Retirees’ annual enrollment fee for TRICARE Prime would climb by $60, to $520, for family coverage and by $30, to $260, for singles.

• Medical inflation — TRICARE Prime fees for retirees would be raised annually starting in 2013 to keep pace with health care costs.

The one-time fee adjustment and follow-on indexing to medical inflation are projected to save $434 million over the five-year defense budget program.

• Pharmacy copayments — Prescriptions filled on base will remain free. But to encourage greater use of mail order, now called “home delivery,” and to discourage use of far more costly retail pharmacies, drug co-pay changes are to change.

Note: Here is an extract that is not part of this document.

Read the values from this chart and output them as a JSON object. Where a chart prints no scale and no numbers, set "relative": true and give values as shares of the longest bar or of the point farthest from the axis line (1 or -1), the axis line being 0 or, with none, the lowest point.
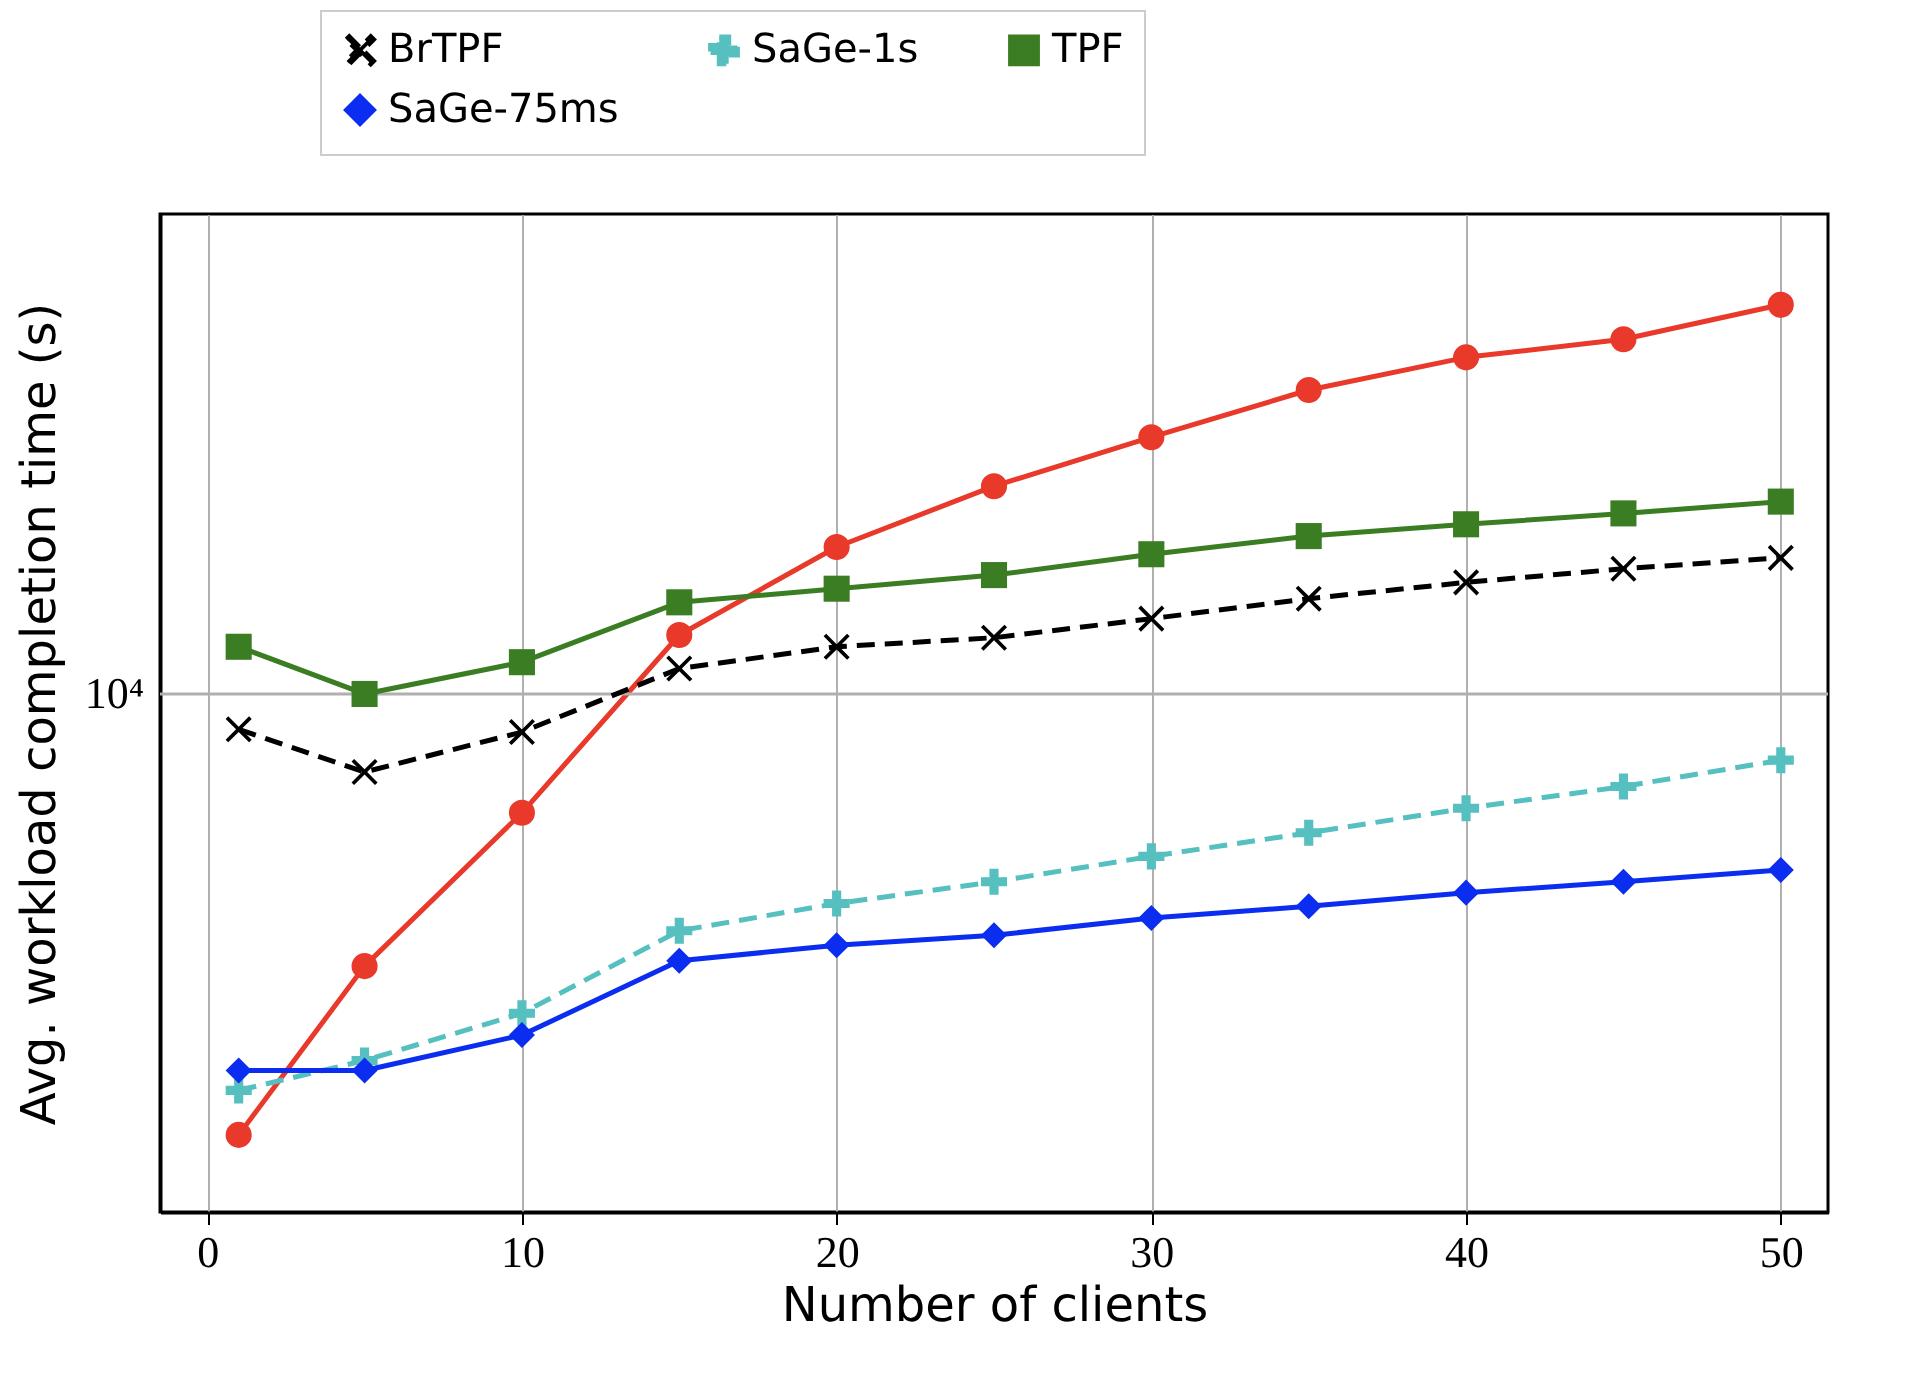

Mail order already is a bargain, providing patients with 90-day supplies of pills rather than 30 dispensed at retail outlets for the same co-pay.

But officials want to widen the disparity. They would end the $3 charge for mail order generic drugs and raise the co-pay for generics at retail outlets to $5, up from $3. Co-pays for brand-name drugs on the military formulary would stay at $9 by mail but would climb to $12 through neighborhood retail pharmacies. For “Tier 3” or non-formulary brand drugs, the current $22 co-pay would be raised to $25 for mail order and retail.

The new co-pays could save TRICARE $2.6 billion over five years.

• USFHP enrollment — More than 100,000 military beneficiaries are enrolled in Uniformed Service Family Health Plans (USFHP) in six areas of the country. These are former Public Health Service hospitals that Congress designated to be TRICARE Prime providers to enrolled military beneficiaries.

USFHP beneficiaries at age 65 don’t have to enroll now in Medicare. They can remain with the USFHP. That would change for future USFHP enrollees.

They would have to go under Medicare, like other military beneficiaries who turn 65, and use TRICARE for Life as second payer.

TRICARE projects this will save $3.2 billion by fiscal 2016.